In Zusammenhang mit dem Konjunktureinbruch und den damit verbundenen Steuerertragsausfällen sieht der Regierungsrat im Budget 2009 offenbar einen Aufgabenverzicht von rund 70 Millionen Franken vor. Von Sparmassnahmen nicht ausgeschlossen ist möglicherweise der Bildungsbereich, obschon diesem eine zentrale Bedeutung in der wirtschaftlichen Entwicklung zugemessen wird. Eine Reduktion der Leistungen widerspräche den Absichtserklärungen, den Bildungsbereich in der Schweiz und im Kanton Bern zu stärken
Der Regierungsrat wird gebeten, die folgenden Fragen zu beantworten:
1. Trifft es zu, dass rund die Hälfte der oben erwähnten 70 Mio. im Bildungsbereich eingespart werden soll?
2. Trifft es zu, dass im Bildungsbereich u. a. in folgenden Bereichen abgebaut werden soll:
Reduktion von Lektionen im Schulangebot, weniger Klasseneröffnungen, Kürzungen im Weiterbildungsbudget, Kürzungen auf den Sachkonti?

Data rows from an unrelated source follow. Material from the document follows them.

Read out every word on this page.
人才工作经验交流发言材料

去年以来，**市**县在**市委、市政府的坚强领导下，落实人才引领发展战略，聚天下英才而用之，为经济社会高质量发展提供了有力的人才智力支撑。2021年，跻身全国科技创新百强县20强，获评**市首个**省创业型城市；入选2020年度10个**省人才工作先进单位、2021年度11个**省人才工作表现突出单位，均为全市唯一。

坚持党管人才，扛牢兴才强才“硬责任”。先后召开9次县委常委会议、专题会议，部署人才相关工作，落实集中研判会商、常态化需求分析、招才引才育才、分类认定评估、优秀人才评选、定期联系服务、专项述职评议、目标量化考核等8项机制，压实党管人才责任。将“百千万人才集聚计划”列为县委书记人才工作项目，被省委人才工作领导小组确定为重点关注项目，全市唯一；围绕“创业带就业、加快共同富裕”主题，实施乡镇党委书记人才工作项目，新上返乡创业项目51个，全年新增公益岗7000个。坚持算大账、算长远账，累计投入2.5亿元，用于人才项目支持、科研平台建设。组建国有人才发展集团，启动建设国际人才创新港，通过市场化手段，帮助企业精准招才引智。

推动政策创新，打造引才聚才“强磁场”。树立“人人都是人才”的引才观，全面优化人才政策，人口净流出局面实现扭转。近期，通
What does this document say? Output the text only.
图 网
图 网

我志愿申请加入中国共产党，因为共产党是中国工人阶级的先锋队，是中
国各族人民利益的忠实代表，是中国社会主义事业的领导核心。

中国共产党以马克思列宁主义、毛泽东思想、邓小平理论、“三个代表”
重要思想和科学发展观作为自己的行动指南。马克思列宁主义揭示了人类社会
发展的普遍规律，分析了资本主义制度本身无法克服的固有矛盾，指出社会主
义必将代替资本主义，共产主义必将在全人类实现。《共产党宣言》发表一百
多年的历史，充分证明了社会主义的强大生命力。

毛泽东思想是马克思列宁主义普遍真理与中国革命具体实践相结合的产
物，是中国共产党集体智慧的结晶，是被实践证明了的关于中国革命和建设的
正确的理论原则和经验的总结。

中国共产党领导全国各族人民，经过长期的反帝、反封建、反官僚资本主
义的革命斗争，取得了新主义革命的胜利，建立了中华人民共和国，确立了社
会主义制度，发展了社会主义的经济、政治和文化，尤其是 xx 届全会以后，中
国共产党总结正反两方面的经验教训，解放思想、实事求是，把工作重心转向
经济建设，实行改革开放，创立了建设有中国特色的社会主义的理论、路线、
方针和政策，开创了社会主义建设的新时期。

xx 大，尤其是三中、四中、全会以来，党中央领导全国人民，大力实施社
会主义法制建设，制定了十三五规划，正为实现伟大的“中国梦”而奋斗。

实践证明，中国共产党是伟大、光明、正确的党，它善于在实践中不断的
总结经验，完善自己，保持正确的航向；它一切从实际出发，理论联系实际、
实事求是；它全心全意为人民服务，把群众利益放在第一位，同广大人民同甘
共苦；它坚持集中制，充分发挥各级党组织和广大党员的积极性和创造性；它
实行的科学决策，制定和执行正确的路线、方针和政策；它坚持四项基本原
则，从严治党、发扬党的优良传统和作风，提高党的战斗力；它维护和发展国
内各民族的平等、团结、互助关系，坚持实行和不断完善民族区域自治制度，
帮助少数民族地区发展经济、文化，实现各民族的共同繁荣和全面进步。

3. Wenn die unter 2) formulierte Aussage zutrifft: Inwiefern entsprechen solche Massnahmen den Planungsinstrumenten der Regierung im Bildungswesen (Gesetzesgrundlagen, Bildungsstrategie, Forderungen überwiesener Vorstösse, Absichtserklärungen der Regierung und der Erziehungsdirektion)?
4. Ist bei Kürzungen im Budget 2009 und bei vorgesehenen Sparmassnahmen in den Folgejahren eine lineare Verteilung über die Direktionen vorgesehen? Wenn ja:
Warum?
5. Welche Auswirkungen von Steuerertragsausfällen erwartet der Regierungsrat für den Bildungsbereich in den folgenden Jahren
Es wird Dringlichkeit verlangt. Gewährt: 02.04.2009
Antwort des Regierungsrates Frage 1:
Zur Vermeidung eines Schuldenzuwachses im laufenden Jahr hat der Regierungsrat eine Eventualplanung im Vollzug des Voranschlags 2009 über CHF 70 Mio. in Auftrag gegeben.
Über die definitive Umsetzung wird er Ende Juni 2009 beschliessen.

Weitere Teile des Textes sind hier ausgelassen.